= Per Catalunya! =

Catalan political magazine published in Cuba

Per Catalunya! ('For Catalonia') was a monthly publication issued from Havana, Cuba from 1942 to 1953. It was an organ of the Unified Socialist Party of Catalonia (PSUC), published in Catalan language. The majority of Catalan refugees in Cuba were members of the party. The first issue was published on May 10, 1942.

Pere Ardiaca was the director of Per Catalunya!. Ardiaca had edited the Barcelona party organ Treball before the exile. Andreu Serra was the editor of the publication. In 1946 Josep Forné Farreres took over the reins as director of Per Catalunya!. Ardiaca left Cuba, possibly around 1947. During its early phase the administration of Per Catalunya! was managed by Agustí Cid. Later Amanci Martínez took over as administrator of the publication. Writers in Per Catalunya! included Rito Esteban (writer in the column 'International Panorama'), Vicente Bernades, Aurelio Ballenilla, Francisco Fabregas Vehil, Jacinto Mas Torres, Juan Ambou, Ramón Medina Tur, José Luis Galbe, Juan Marinello, Emilio Roig de Leuchsenring, Néstor Almendros and Enric Soliva.

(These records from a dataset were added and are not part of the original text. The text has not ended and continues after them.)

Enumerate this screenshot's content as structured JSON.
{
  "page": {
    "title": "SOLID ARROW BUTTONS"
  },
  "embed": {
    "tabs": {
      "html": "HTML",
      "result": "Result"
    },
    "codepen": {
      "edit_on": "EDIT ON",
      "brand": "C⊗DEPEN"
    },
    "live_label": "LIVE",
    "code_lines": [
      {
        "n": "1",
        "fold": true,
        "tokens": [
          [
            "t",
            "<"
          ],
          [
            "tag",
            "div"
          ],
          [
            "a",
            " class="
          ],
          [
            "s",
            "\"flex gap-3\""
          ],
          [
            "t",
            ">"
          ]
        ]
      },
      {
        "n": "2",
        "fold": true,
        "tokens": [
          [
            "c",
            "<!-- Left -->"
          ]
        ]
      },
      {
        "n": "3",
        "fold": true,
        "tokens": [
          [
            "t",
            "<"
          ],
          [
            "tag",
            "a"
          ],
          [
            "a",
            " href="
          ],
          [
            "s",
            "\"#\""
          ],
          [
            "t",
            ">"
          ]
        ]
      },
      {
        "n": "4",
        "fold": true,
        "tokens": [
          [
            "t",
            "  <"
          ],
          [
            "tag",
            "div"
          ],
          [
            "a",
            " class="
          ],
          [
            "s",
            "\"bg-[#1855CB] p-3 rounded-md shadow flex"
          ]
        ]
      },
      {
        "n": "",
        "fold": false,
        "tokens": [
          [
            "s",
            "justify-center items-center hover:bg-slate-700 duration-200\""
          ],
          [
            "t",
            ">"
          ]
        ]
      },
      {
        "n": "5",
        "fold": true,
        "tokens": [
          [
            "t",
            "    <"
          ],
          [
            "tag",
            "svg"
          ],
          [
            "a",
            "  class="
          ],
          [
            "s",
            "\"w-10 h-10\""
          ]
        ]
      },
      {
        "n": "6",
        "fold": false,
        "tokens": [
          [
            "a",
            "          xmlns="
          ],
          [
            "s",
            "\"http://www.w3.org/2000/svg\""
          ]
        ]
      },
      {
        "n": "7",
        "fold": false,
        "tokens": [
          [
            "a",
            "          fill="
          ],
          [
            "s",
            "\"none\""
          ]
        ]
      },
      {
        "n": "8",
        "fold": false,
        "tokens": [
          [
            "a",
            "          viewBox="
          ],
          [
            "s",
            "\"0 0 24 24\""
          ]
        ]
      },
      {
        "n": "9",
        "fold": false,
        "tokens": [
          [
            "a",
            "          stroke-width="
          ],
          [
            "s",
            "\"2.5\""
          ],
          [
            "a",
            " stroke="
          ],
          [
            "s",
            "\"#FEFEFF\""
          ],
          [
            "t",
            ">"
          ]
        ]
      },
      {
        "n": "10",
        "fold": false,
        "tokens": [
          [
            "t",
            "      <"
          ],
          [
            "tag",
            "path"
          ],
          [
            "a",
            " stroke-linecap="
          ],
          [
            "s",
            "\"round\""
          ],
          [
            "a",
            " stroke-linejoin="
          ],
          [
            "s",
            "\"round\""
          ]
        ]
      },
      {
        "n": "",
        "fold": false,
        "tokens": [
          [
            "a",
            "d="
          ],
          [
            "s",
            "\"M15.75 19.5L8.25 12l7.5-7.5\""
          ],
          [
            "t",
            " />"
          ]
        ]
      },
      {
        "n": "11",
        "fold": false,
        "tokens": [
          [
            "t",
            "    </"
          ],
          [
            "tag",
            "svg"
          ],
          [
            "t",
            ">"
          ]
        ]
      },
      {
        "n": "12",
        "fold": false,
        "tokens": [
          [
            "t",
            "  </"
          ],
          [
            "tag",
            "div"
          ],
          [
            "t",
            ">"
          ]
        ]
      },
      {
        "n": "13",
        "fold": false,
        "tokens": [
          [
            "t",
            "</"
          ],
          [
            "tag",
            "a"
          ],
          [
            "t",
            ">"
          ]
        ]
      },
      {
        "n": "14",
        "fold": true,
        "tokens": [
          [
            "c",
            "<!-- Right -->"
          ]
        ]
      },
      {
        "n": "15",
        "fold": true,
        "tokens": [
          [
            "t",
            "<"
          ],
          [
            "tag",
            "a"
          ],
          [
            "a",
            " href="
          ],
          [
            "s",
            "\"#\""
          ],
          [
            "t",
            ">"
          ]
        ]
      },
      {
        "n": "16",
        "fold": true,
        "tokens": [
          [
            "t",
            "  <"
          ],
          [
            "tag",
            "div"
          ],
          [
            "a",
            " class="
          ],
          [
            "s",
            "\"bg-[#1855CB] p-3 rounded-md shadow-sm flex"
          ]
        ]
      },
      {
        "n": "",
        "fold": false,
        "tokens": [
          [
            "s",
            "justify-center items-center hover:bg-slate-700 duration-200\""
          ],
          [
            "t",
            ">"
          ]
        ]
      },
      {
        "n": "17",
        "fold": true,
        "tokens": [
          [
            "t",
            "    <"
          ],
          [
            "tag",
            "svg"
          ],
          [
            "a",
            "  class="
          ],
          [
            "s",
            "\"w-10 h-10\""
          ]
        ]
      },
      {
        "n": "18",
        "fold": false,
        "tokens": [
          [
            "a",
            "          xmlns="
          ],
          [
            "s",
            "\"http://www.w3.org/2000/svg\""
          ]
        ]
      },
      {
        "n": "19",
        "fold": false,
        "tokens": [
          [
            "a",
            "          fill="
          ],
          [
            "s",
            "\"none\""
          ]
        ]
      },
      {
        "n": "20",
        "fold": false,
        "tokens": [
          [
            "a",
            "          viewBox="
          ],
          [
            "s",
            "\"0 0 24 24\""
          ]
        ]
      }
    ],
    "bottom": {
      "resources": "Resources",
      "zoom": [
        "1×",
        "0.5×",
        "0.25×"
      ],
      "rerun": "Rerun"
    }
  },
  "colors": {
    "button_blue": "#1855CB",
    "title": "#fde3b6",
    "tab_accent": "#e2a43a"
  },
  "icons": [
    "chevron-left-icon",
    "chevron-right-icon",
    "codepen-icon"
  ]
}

Per Catalunya! confronted the anti-communist elements controlling the Catalan Centre in Cuba, and in its pages it launched attacks against the leaders of this institution. However, in March 1944 La Nova Catalunya (publication of the Catalan Centre) and Per Catalunya! began producing a joint radio broadcast, Catalunya parla ('Catalonia speaks').

The 116th and last issue of Per Catalunya! was published in March 1953. The last director of Per Catalunya!, Andreu Serra, was detained by the Cuban government in September the same year.